Minister Brigitte Zypries said: “In 2016, venture capital totalling €934 million was invested in Germany – almost €100 million more than the year before. I find this encouraging. It shows that we have digital companies with highly promising technological and commercial prospects, and that we have succeeded in making the policy environment for more attractive. Nevertheless, we still need to catch up in the field of finance for corporate growth. We aim to double the amount of venture capital in the next few years – from the private sector, the public sector, the KfW and European financial partners. And the future Federal Government will also need to press ahead in other fields too, such as expanding infrastructure and eGovernment.”
This year’s Monitoring Report attests that Germany has the highest level of innovation of the ten countries covered.
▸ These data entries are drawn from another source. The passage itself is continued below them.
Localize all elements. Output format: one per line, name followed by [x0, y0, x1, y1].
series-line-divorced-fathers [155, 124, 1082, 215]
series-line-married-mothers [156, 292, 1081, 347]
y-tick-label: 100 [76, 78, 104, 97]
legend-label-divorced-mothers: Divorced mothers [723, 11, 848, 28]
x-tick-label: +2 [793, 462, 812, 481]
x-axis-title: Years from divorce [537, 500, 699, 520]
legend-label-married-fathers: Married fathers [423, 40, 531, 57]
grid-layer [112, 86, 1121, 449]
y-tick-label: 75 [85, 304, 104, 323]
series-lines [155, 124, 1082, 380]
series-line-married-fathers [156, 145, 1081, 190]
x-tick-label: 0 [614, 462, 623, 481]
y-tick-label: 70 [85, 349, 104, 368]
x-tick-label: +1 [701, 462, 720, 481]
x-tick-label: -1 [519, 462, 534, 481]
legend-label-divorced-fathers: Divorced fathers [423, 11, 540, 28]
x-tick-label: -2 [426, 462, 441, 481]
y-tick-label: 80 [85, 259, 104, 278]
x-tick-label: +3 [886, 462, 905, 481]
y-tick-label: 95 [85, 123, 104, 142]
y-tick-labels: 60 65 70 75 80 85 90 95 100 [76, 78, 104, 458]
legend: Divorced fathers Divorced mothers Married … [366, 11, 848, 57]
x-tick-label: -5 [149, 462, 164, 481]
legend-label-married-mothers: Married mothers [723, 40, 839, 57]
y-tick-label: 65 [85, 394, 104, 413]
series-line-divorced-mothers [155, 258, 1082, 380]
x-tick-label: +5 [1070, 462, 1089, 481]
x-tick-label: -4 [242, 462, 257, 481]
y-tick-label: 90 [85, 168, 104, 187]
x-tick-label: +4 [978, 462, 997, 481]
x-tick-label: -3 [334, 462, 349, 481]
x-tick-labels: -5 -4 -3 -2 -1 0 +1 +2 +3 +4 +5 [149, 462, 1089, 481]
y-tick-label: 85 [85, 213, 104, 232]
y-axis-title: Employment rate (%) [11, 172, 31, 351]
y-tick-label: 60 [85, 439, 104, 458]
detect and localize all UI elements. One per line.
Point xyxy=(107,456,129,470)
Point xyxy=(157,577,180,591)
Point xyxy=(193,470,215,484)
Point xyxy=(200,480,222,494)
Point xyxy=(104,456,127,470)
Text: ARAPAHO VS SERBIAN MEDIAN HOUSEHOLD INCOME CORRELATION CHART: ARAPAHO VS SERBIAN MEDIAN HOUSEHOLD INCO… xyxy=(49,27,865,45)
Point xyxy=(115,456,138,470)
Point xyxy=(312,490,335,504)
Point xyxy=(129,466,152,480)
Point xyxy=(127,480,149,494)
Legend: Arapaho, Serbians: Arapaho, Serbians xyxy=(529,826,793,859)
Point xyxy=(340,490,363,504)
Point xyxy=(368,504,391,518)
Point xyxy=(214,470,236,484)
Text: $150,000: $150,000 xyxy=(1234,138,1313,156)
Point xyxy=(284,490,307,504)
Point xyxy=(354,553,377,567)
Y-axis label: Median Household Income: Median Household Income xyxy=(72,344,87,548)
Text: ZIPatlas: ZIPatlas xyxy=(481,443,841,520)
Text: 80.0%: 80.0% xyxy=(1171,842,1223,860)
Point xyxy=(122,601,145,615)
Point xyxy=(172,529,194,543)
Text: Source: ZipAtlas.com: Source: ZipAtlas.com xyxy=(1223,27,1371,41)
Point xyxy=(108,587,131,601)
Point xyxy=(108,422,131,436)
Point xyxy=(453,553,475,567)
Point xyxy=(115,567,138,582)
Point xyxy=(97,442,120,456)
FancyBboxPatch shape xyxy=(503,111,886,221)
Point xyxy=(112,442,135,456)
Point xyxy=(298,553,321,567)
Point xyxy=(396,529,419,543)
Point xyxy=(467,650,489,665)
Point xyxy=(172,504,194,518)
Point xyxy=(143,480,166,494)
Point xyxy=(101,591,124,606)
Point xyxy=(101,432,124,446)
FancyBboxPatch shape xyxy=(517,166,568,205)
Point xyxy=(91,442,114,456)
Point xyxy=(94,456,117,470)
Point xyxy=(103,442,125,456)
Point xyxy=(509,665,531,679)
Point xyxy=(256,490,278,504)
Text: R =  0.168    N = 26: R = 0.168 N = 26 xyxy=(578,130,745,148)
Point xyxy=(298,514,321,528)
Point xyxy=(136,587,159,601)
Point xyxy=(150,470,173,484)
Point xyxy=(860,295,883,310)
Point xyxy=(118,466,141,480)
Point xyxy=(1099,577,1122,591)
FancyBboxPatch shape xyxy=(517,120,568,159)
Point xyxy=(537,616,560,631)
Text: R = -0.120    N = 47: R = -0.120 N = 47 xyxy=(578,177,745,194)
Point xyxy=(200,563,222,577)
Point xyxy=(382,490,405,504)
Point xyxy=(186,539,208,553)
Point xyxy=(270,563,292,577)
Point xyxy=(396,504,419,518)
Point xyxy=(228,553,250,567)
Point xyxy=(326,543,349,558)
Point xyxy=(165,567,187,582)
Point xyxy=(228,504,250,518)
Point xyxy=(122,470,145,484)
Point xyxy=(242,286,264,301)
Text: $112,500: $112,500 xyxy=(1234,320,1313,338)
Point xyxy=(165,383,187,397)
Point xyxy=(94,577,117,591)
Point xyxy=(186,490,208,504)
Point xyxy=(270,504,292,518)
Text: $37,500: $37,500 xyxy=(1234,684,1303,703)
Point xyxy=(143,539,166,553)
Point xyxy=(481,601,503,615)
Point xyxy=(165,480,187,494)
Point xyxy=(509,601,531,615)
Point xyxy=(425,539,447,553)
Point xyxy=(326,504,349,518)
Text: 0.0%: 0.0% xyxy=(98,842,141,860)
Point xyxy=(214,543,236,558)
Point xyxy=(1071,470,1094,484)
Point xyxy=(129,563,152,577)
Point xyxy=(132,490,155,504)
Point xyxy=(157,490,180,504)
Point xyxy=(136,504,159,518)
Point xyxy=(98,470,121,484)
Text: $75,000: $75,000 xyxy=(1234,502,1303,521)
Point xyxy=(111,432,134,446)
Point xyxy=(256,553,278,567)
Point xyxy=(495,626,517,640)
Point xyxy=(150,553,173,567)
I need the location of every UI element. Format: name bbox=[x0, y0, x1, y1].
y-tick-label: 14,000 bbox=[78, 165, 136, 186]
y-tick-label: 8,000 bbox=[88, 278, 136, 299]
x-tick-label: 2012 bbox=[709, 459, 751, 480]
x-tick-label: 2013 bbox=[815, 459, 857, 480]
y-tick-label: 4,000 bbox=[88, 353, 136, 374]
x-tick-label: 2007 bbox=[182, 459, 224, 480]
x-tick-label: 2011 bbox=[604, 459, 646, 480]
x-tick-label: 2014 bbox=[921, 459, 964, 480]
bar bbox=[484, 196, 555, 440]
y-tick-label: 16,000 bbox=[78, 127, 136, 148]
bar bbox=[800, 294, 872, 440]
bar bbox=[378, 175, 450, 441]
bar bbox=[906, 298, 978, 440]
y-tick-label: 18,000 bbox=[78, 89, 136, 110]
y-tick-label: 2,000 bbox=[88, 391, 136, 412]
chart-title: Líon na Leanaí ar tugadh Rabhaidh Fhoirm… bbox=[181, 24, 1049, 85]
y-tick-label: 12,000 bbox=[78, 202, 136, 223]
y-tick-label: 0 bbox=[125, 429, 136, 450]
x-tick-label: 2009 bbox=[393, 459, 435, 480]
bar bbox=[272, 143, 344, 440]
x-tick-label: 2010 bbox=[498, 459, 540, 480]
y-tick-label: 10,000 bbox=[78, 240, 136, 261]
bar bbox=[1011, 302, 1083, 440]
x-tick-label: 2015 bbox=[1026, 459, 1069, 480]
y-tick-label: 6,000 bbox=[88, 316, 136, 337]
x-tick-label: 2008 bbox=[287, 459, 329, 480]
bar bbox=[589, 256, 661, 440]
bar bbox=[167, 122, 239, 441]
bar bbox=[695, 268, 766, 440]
The greatest progress was made on the availability of venture capital. Germany has moved up four places and now ranks third. The only places where the situation is better are Finland and the United States. On the other hand, there is still a lot of room for improvement in other areas: Germany is down in eighth place in terms of eGovernment services. Overall, Germany again ranks sixth (with 57 points) in the league table of competitive digital economies, which compares the performance of the of the various countries. With 81 index points, the United States comes first, followed by South Korea and the United Kingdom.
The economic significance of the ICT sector in Germany has continued to grow. Its gross value added rose by 3.8% to €105 billion in 2016. The budgets for innovation increased to €17.2 billion, a rise of nearly 18% over the preceding year. More than 1.1 million people work in the ICT sector – somewhat more than in vehicle construction or mechanical engineering.